Als Tom endlich auf den Hof der PAST fuhr, zeigte ihm ein Blick auf die Uhr, dass er es nicht geschafft hatte pünktlich zu sein. Dienstbeginn wäre vor zehn Minuten gewesen. Er lehnte sich einen Moment ihm Sitz zurück, doch dann zuckte er nur die Schultern. Sie kannten ihn ja doch irgendwie und vermutlich hätte auch niemand erwartet, dass er pünktlich sein würde. Langsam stieg er aus dem Wagen und betätigte die Zentralverriegelung.
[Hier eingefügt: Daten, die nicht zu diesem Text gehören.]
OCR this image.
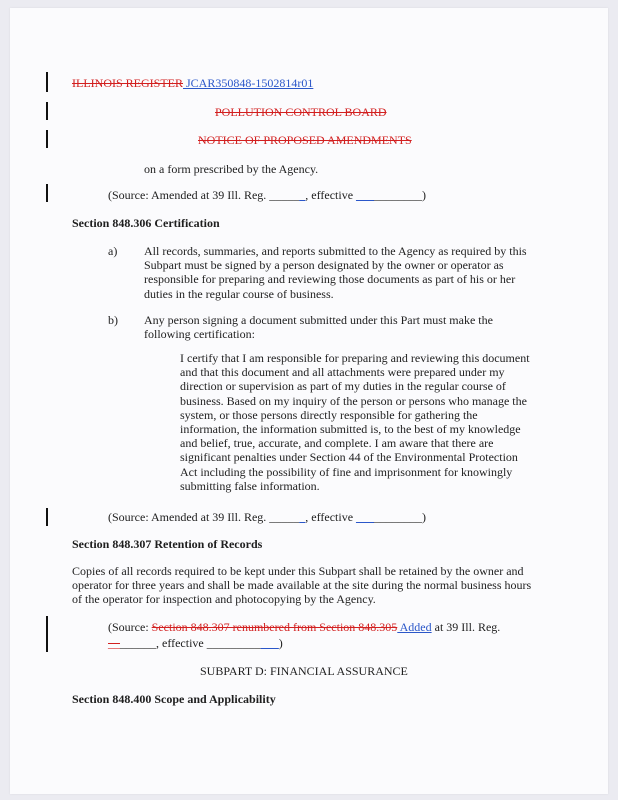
ILLINOIS REGISTER JCAR350848-1502814r01
POLLUTION CONTROL BOARD
NOTICE OF PROPOSED AMENDMENTS
on a form prescribed by the Agency.
(Source: Amended at 39 Ill. Reg. ______, effective ___________)
Section 848.306 Certification
a) All records, summaries, and reports submitted to the Agency as required by this Subpart must be signed by a person designated by the owner or operator as responsible for preparing and reviewing those documents as part of his or her duties in the regular course of business.
b) Any person signing a document submitted under this Part must make the following certification:
I certify that I am responsible for preparing and reviewing this document and that this document and all attachments were prepared under my direction or supervision as part of my duties in the regular course of business. Based on my inquiry of the person or persons who manage the system, or those persons directly responsible for gathering the information, the information submitted is, to the best of my knowledge and belief, true, accurate, and complete. I am aware that there are significant penalties under Section 44 of the Environmental Protection Act including the possibility of fine and imprisonment for knowingly submitting false information.
(Source: Amended at 39 Ill. Reg. ______, effective ___________)
Section 848.307 Retention of Records
Copies of all records required to be kept under this Subpart shall be retained by the owner and operator for three years and shall be made available at the site during the normal business hours of the operator for inspection and photocopying by the Agency.
(Source: Section 848.307 renumbered from Section 848.305 Added at 39 Ill. Reg.
________, effective ____________)
SUBPART D: FINANCIAL ASSURANCE
Section 848.400 Scope and Applicability
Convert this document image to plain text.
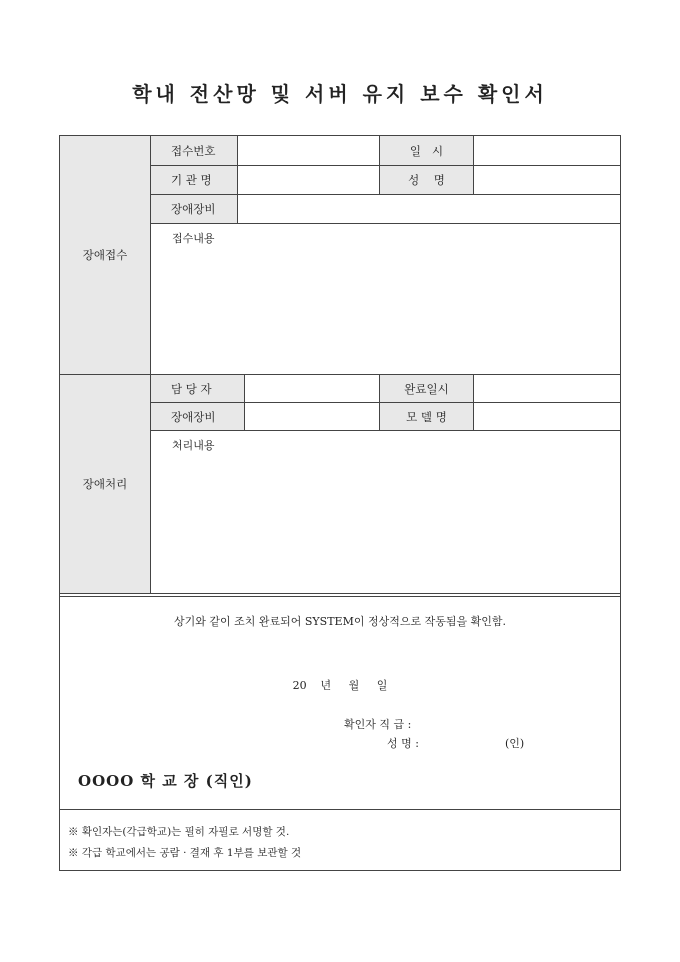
학내 전산망 및 서버 유지 보수 확인서
장애접수
접수번호	일   시
기 관 명	성    명
장애장비
접수내용
장애처리
담 당 자	완료일시
장애장비	모 델 명
처리내용
상기와 같이 조치 완료되어 SYSTEM이 정상적으로 작동됨을 확인함.
20    년     월     일
확인자 직 급 :
성 명 :	(인)
OOOO 학 교 장 (직인)
※ 확인자는(각급학교)는 필히 자필로 서명할 것.
※ 각급 학교에서는 공람 · 결재 후 1부를 보관할 것
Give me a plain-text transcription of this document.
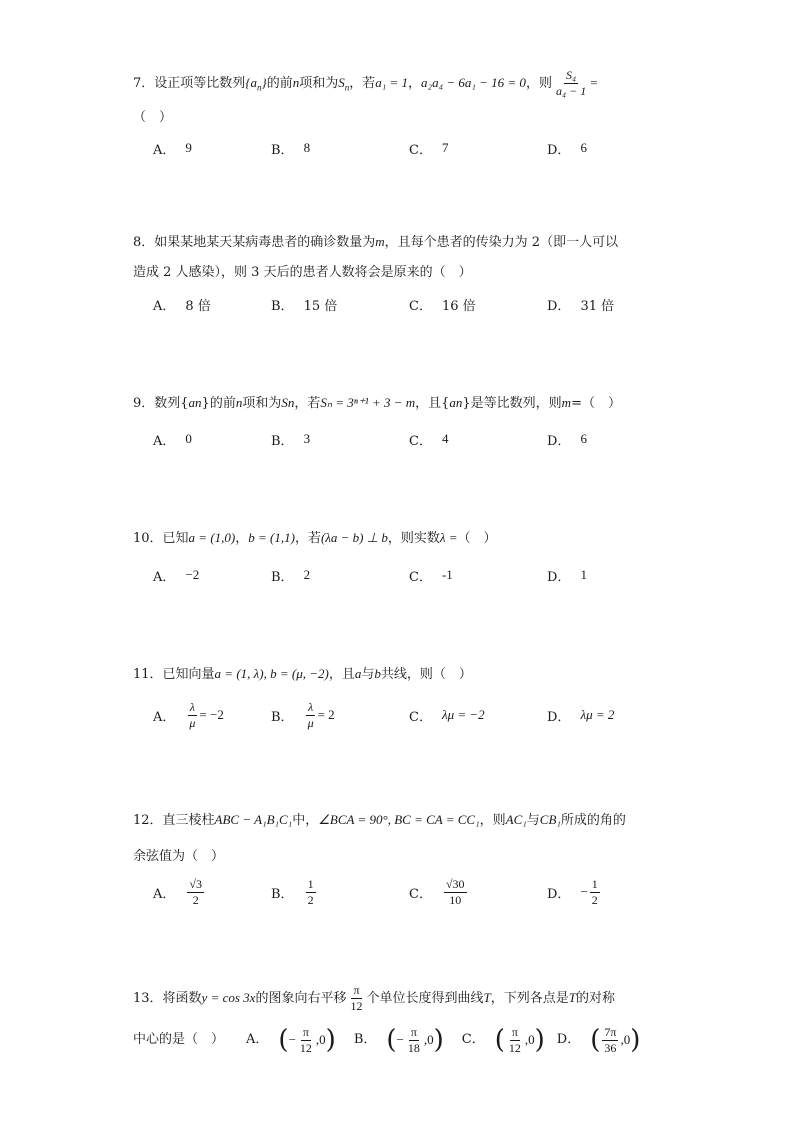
7．设正项等比数列$\{a_n\}$的前n项和为$S_n$，若a₁ = 1，a₂a₄ − 6a₁ − 16 = 0，则 $\frac{\text{S₄}}{\text{a₄ − 1}}$ =
（　）
A． 9	B． 8	C． 7	D． 6
8．如果某地某天某病毒患者的确诊数量为m，且每个患者的传染力为 2（即一人可以
造成 2 人感染），则 3 天后的患者人数将会是原来的（　）
A． 8 倍	B． 15 倍	C． 16 倍	D． 31 倍
9．数列{an}的前n项和为Sn，若Sₙ = 3ⁿ⁺¹ + 3 − m，且{an}是等比数列，则m=（　）
A． 0	B． 3	C． 4	D． 6
10．已知a = (1,0)，b = (1,1)，若(λa − b) ⊥ b，则实数λ =（　）
A． −2	B． 2	C． -1	D． 1
11．已知向量a = (1, λ), b = (μ, −2)，且a与b共线，则（　）
A． $\frac{\lambda}{\mu} = -2$	B． $\frac{\lambda}{\mu} = 2$	C． λμ = −2	D． λμ = 2
12．直三棱柱ABC − A₁B₁C₁中，∠BCA = 90°, BC = CA = CC₁，则AC₁与CB₁所成的角的
余弦值为（　）
A． $\frac{√3}{2}$	B． $\frac{1}{2}$	C． $\frac{√30}{10}$	D． − $\frac{1}{2}$
13．将函数y = cos 3x的图象向右平移 $\frac{\pi}{12}$ 个单位长度得到曲线T，下列各点是T的对称
中心的是（　） A． ( − $\frac{\pi}{12} ,0$ ) B． ( − $\frac{\pi}{18} ,0$ ) C． ( $\frac{\pi}{12} ,0$ ) D． ( $\frac{7\pi}{36} ,0$ )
Dann ging er hinüber zum Eingang. Ein nervöses Kribbeln breitete sich vom Magen her durch seinen Körper aus. Ja, er war seit seiner Entlassung schon ein paar Mal wieder hier gewesen, doch heute war trotzdem etwas Besonderes. Heute war sein erster Arbeitstag. Er atmete noch einmal tief durch und versuchte das Zittern unter Kontrolle zu kriegen, das ihn erfasst hatte, dann drückte er die Tür zu Dienststelle auf. Mit gemessenen Schritten, um seine Nervosität nicht zu offensichtlich werde zu lassen, durchquerte er das Großraumbüro der Streifenkollegen. Es war fast leer, nur Andrea saß hinter ihrem Schreibtisch und betreute den Funk. Tom war Dankbar dafür, neugierige Blicke hätte ihn jetzt vermutlich vollkommen aus dem Konzept gebracht. Andrea schenkte ihm nur ein aufmunterndes Lächeln und deutete auf die Bürotür. Tom erwiderte ihr Lächeln und trat ein. Semir saß an seinem Schreibtisch und schaute ihm erwartungsvoll entgegen.
„Du kommst spät!“, meinte er nur ganz trocken, doch dann schlich sich ein breites Grinsen auf seine Wangen.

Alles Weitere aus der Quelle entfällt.